The most heartbreaking internal message was HR’s statement: “Cannot elevate anyone to a divine status; the company cannot accept irrational demands and will not pay any price to retain.”
Is this right? The AI talent war is already fierce: in 2024, Qwen’s key early contributor Zhou Chang left to start his own venture, then quietly joined ByteDance’s Seed team, which offered a 4-2 level + eight-figure annual salary “sky-high offer.” In 2025, Meta offered $200 million in compensation to poach Pang Ruoming from Apple, including high-value stock and milestone-linked incentives. Does HR do competitor research?
Is this wrong? It seems to reflect a centuries-old Chinese philosophy: individuals cannot surpass the organization.
Internally, it’s said “no political considerations were involved,” but also “it’s necessary to consider where Zhou Hao should be placed for maximum efficiency.” This hints at a hidden message: Zhou Hao must be integrated into the organization; the question is only where.
Anyone familiar with palace intrigues knows, who can get things done isn’t as important as who obeys. A harsh workplace truth: for most managers, whether someone can solve real problems or threatens their position is equally important. In startups, you can jump as high as you can; in big companies, upper management’s sense of security often outweighs individual ability.
Think about it.
Deeper tensions stem from the dissonance between open source and commercial paths. Qwen has built a significant reputation in the global open-source community—downloads, derivative models, international recognition. 

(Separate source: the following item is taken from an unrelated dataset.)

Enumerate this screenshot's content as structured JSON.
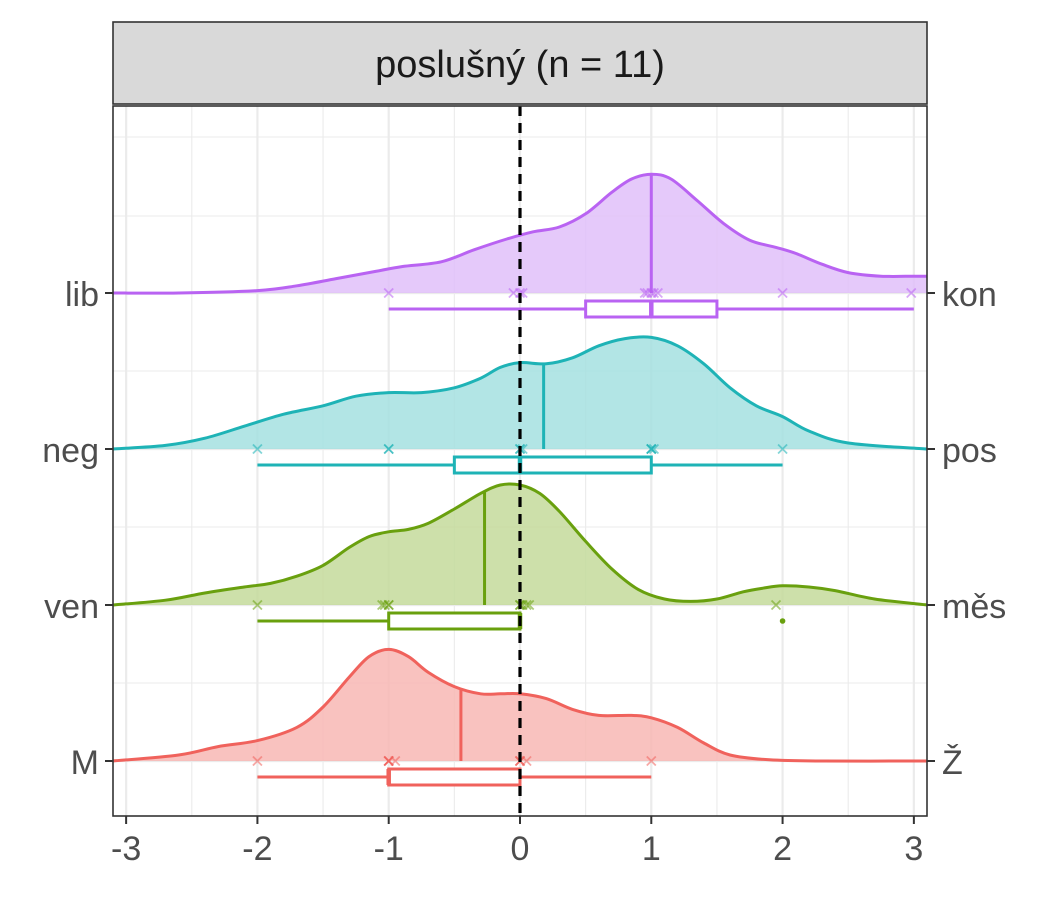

But open source doesn’t necessarily translate into users or revenue. As Qwen grows, the group naturally asks: I’ve invested so much, shouldn’t I get some return?

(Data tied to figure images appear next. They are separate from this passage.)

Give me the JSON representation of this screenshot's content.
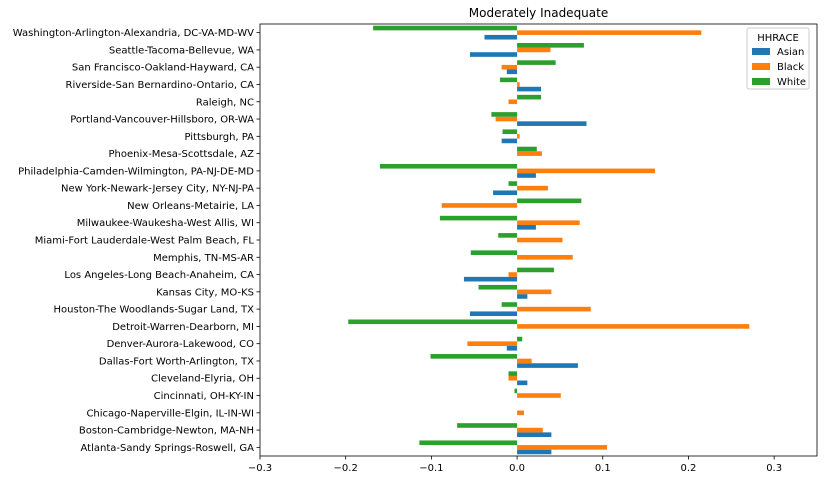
{
  "chart_data": {
    "type": "bar",
    "orientation": "horizontal",
    "title": "Moderately Inadequate",
    "xlabel": "",
    "ylabel": "",
    "xlim": [
      -0.3,
      0.35
    ],
    "xticks": [
      -0.3,
      -0.2,
      -0.1,
      0.0,
      0.1,
      0.2,
      0.3
    ],
    "xtick_labels": [
      "−0.3",
      "−0.2",
      "−0.1",
      "0.0",
      "0.1",
      "0.2",
      "0.3"
    ],
    "grid": false,
    "legend": {
      "title": "HHRACE",
      "placement": "top-right"
    },
    "categories": [
      "Atlanta-Sandy Springs-Roswell, GA",
      "Boston-Cambridge-Newton, MA-NH",
      "Chicago-Naperville-Elgin, IL-IN-WI",
      "Cincinnati, OH-KY-IN",
      "Cleveland-Elyria, OH",
      "Dallas-Fort Worth-Arlington, TX",
      "Denver-Aurora-Lakewood, CO",
      "Detroit-Warren-Dearborn, MI",
      "Houston-The Woodlands-Sugar Land, TX",
      "Kansas City, MO-KS",
      "Los Angeles-Long Beach-Anaheim, CA",
      "Memphis, TN-MS-AR",
      "Miami-Fort Lauderdale-West Palm Beach, FL",
      "Milwaukee-Waukesha-West Allis, WI",
      "New Orleans-Metairie, LA",
      "New York-Newark-Jersey City, NY-NJ-PA",
      "Philadelphia-Camden-Wilmington, PA-NJ-DE-MD",
      "Phoenix-Mesa-Scottsdale, AZ",
      "Pittsburgh, PA",
      "Portland-Vancouver-Hillsboro, OR-WA",
      "Raleigh, NC",
      "Riverside-San Bernardino-Ontario, CA",
      "San Francisco-Oakland-Hayward, CA",
      "Seattle-Tacoma-Bellevue, WA",
      "Washington-Arlington-Alexandria, DC-VA-MD-WV"
    ],
    "series": [
      {
        "name": "Asian",
        "color": "#1f77b4",
        "values": [
          0.04,
          0.04,
          0.0,
          0.0,
          0.012,
          0.071,
          -0.012,
          0.0,
          -0.055,
          0.012,
          -0.062,
          0.0,
          0.0,
          0.022,
          0.0,
          -0.028,
          0.022,
          0.0,
          -0.018,
          0.081,
          0.0,
          0.028,
          -0.012,
          -0.055,
          -0.038
        ]
      },
      {
        "name": "Black",
        "color": "#ff7f0e",
        "values": [
          0.105,
          0.03,
          0.008,
          0.051,
          -0.01,
          0.017,
          -0.058,
          0.271,
          0.086,
          0.04,
          -0.01,
          0.065,
          0.053,
          0.073,
          -0.088,
          0.036,
          0.161,
          0.029,
          0.003,
          -0.025,
          -0.01,
          0.003,
          -0.018,
          0.039,
          0.215
        ]
      },
      {
        "name": "White",
        "color": "#2ca02c",
        "values": [
          -0.114,
          -0.07,
          0.0,
          -0.003,
          -0.01,
          -0.101,
          0.006,
          -0.197,
          -0.018,
          -0.045,
          0.043,
          -0.054,
          -0.022,
          -0.09,
          0.075,
          -0.01,
          -0.16,
          0.023,
          -0.017,
          -0.03,
          0.028,
          -0.02,
          0.045,
          0.078,
          -0.168
        ]
      }
    ]
  }
}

This incident happening at Alibaba doesn’t surprise me at all. Have you watched “The Annual Meeting Can’t Stop”? It’s based on Alibaba’s scenario. A classic line: “If you can’t solve the problem, just solve the person raising it.”
Alibaba’s logic seems to be: no matter who leaves, Qwen will keep running.
That “We’re doing something grand; over 100 people aren’t enough, we need expansion” line shows Alibaba no longer just doesn’t understand AI; AI no longer understands Alibaba. Even the neighboring Web3 community is amused.
In the internet age, platforms empower individuals, pursuing standardized, process-driven, replicable organizational structures. Individuals depend on platforms, which define the rules.
But in the AI era, the trend is evolving toward super-individuals with stronger bargaining power, even reversing the platform’s dominance. AI innovation relies on small teams, high-density, rapid iteration—like a “special forces” model.
When big companies try to manage AI creativity with internet-era organizational logic, conflict is inevitable. Behind these organizational struggles lies a collective confusion about how to manage geniuses.
When HR asks employees “What do you think your value is,” those truly capable of shaping the future have already voted with their feet.